My table consists of two fields, CalDay
a timestamp field with time set on 00:00:00 and UserID
.
Together they form a compound key but it is important to have in mind that we have many rows for each given calendar day and there is no fixed number of rows for a given day.
Based on this dataset I would need to calculate how many distinct users there are over a set window of time, say 30d.
Using postgres 9.3 I cannot use COUNT(Distinct UserID) OVER ...
nor I can work around the issue using DENSE_RANK() OVER (... RANGE BETWEEN)
because RANGE
only accepts UNBOUNDED
.
So I went the old fashioned way and tried with a scalar subquery:
SELECT
xx.*
,(
SELECT COUNT(DISTINCT UserID)
FROM data_table AS yy
WHERE yy.CalDay BETWEEN xx.CalDay - interval '30 days' AND xx.u_ts
) as rolling_count
FROM data_table AS xx
ORDER BY yy.CalDay
In theory, this should work, right? I am not sure yet because I started the query about 20 mins ago and it is still running. Here lies the problem, the dataset is still relatively small (25000 rows) but will grow over time. I would need something that scales and performs better.
I was thinking that maybe - just maybe - using the unix epoch instead of the timestamp could help but it is only a wild guess. Any suggestion would be welcome.
This should work. Can't comment on speed, but should be a lot less than your current one.
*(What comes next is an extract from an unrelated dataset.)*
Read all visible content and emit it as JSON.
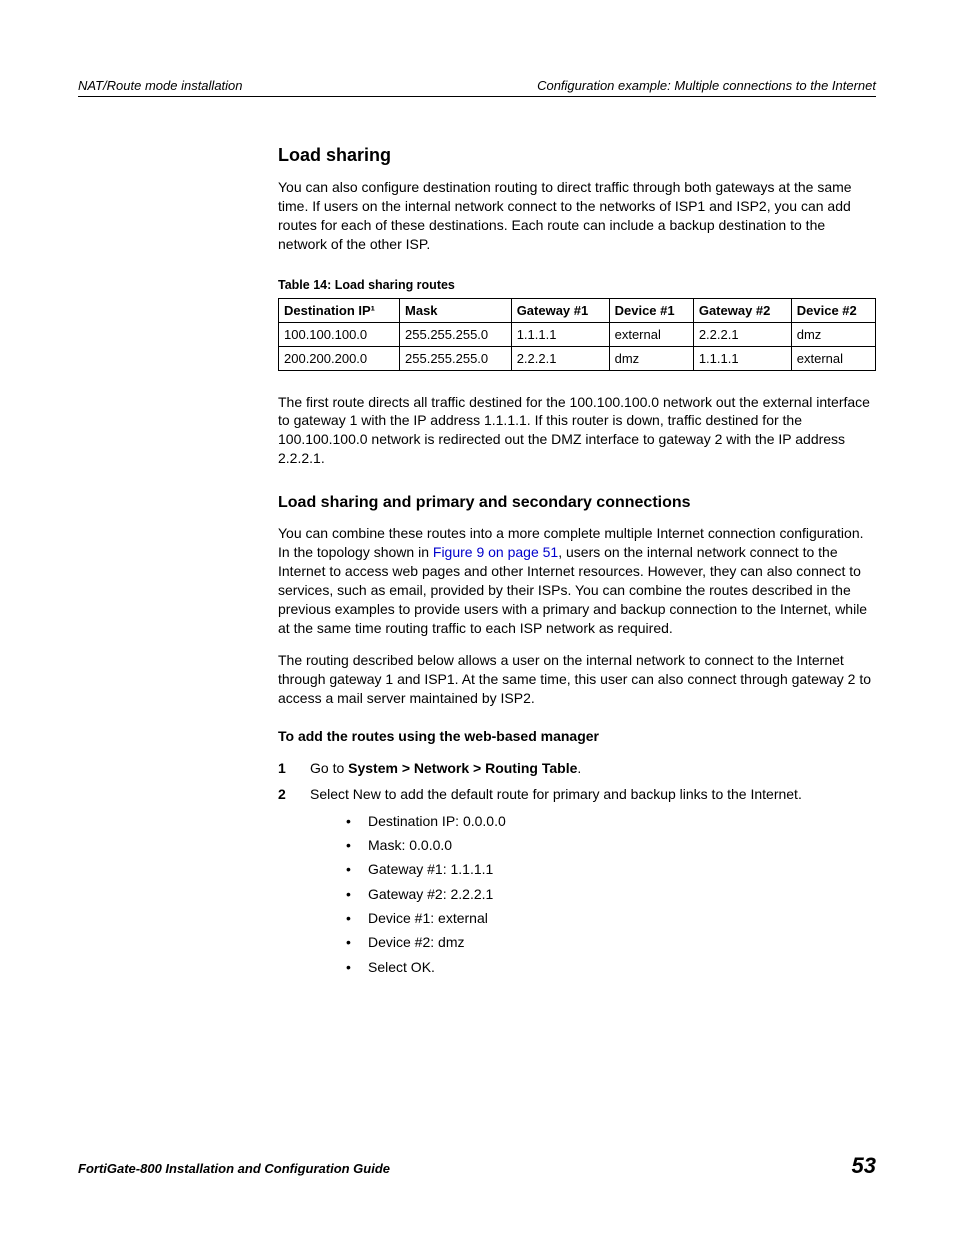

Hopefully you have indexes on both these fields.
SELECT t1.calday, COUNT(DISTINCT t1.userid) AS daily, COUNT(DISTINCT t2.userid) AS last_30_days
FROM data_table t1
JOIN data_table t2
ON t2.calday BETWEEN t1.calday - '30 days'::INTERVAL AND t1.calday
GROUP BY t1.calday
UPDATE
Tested it with a lot of data. The above works but is slow. Much faster to do it like this:
SELECT t1.*, COUNT(DISTINCT t2.userid) AS last_30_days
FROM (
SELECT calday, COUNT(DISTINCT userid) AS daily
FROM data_table
GROUP BY calday
) t1
JOIN data_table t2
ON t2.calday BETWEEN t1.calday - '30 days'::INTERVAL AND t1.calday
GROUP BY 1, 2
So instead of building up a massive table for all the JOIN combinations and then grouping/aggregating, it first gets the "daily" data, then joins the 30 day on that. Keeps the join much smaller and returns quickly (just under 1 second for 45000 rows in the source table on my system).